Look, I am not so self-conscious that I care what people think when they scrutinize. I just prefer they get their timing down. Personally, I don’t ever want to stop staring. There is too much to see, too many faces to commit to memory. I’m glad I stared a long time at my father’s face, my grandmother’s eyes. I can recall them now upon demand. I can still see a friend’s brown eyes one spring day nearing some gardens where we worked. I can still see another friend’s blue eyes, I mean blue, over chocolate cake. The old axiom is that a person’s eyes are windows to their soul, but I think they’re transoms to my own life, my own fears and loves and longings.
“Look at people,” my mother said. Absolutely. Like the time a college friend, Lori Baum, and I were at the mall when we saw an old professor from the classics department, where she worked. His wife stopped him and straightened his tie, and when she was done, she pat his chest, and his eyes opened wide and he smiled so that I remember it now, forty years on. Lori grabbed my arm and said, “Did you see his eyes?!?” I did. I still do.
The time two friends from high school whom I hadn’t seen in thirty five years showed up at a reading, and when I looked out across my pages and saw their eyes, I felt seventeen, instantly.
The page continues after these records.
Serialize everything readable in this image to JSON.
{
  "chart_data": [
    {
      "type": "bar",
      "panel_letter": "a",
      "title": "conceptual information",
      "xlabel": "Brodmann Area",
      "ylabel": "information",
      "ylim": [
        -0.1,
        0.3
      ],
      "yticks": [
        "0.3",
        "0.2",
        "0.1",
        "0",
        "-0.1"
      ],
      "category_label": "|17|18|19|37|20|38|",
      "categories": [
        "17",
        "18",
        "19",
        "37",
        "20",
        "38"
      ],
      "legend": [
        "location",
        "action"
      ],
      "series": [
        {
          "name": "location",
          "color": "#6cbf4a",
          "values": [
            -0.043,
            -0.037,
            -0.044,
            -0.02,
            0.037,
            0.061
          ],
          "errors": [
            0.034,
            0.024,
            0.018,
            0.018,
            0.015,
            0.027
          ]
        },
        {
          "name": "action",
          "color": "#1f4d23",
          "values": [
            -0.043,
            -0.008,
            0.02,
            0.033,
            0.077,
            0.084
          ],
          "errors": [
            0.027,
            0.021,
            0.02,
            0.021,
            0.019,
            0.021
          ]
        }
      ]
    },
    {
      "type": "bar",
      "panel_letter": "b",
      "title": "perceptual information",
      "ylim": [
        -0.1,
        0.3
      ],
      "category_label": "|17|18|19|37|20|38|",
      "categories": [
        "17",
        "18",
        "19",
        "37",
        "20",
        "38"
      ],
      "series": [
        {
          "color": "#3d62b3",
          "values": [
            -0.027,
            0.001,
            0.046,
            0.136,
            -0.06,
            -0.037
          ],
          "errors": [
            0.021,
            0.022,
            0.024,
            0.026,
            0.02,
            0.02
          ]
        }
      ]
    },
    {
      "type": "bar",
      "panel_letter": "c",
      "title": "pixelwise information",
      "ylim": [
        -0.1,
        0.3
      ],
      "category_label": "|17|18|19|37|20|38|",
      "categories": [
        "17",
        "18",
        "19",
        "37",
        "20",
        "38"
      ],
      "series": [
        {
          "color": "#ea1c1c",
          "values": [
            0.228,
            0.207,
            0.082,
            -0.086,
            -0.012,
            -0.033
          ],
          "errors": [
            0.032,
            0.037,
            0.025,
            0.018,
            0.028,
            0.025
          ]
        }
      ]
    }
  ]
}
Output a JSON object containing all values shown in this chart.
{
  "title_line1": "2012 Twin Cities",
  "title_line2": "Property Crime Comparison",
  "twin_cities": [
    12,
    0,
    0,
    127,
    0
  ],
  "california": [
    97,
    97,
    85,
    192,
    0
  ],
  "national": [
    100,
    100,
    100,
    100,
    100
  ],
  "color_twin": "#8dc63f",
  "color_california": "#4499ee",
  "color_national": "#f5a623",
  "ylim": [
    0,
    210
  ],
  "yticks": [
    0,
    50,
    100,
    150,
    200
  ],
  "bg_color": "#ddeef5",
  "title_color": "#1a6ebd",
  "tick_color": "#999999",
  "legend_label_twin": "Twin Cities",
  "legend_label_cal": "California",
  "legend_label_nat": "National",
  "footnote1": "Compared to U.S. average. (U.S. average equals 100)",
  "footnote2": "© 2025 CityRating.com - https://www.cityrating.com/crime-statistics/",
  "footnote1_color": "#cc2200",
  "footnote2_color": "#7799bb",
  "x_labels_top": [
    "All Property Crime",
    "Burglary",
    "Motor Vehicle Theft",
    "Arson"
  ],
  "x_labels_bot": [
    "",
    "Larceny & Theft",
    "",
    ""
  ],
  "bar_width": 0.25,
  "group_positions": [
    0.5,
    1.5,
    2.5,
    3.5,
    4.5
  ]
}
I sit in the room before class and not only is no one making eye contact, they’re not even talking. Everyone—I mean everyone—spends those pre-lecture moments on their phones, and I wonder who is sitting next to someone that might change their life, change their plans for the weekend. It just might be the easiest thing we can do to bring peace wherever we go—to look into someone’s eyes.
Hang on: This is science here:
When you look someone directly in the eyes, their body produces a chemical called phenylethylamine. This wonder drug we can generate with a blink acts as a central nervous system stimulant, it stimulates the mind enough to encourage us to try new things and is a wonder-element at lifting us out of depression.
It does not, however, raise the dead, no matter how long you stare.
I wish, oh, I wish I had made more eye contact, held the stare a bit longer, let go a little sooner, maybe understood better that, as Einstein said, he who can no longer pause in wonder and stand rapt in awe is as good as dead; his eyes are closed.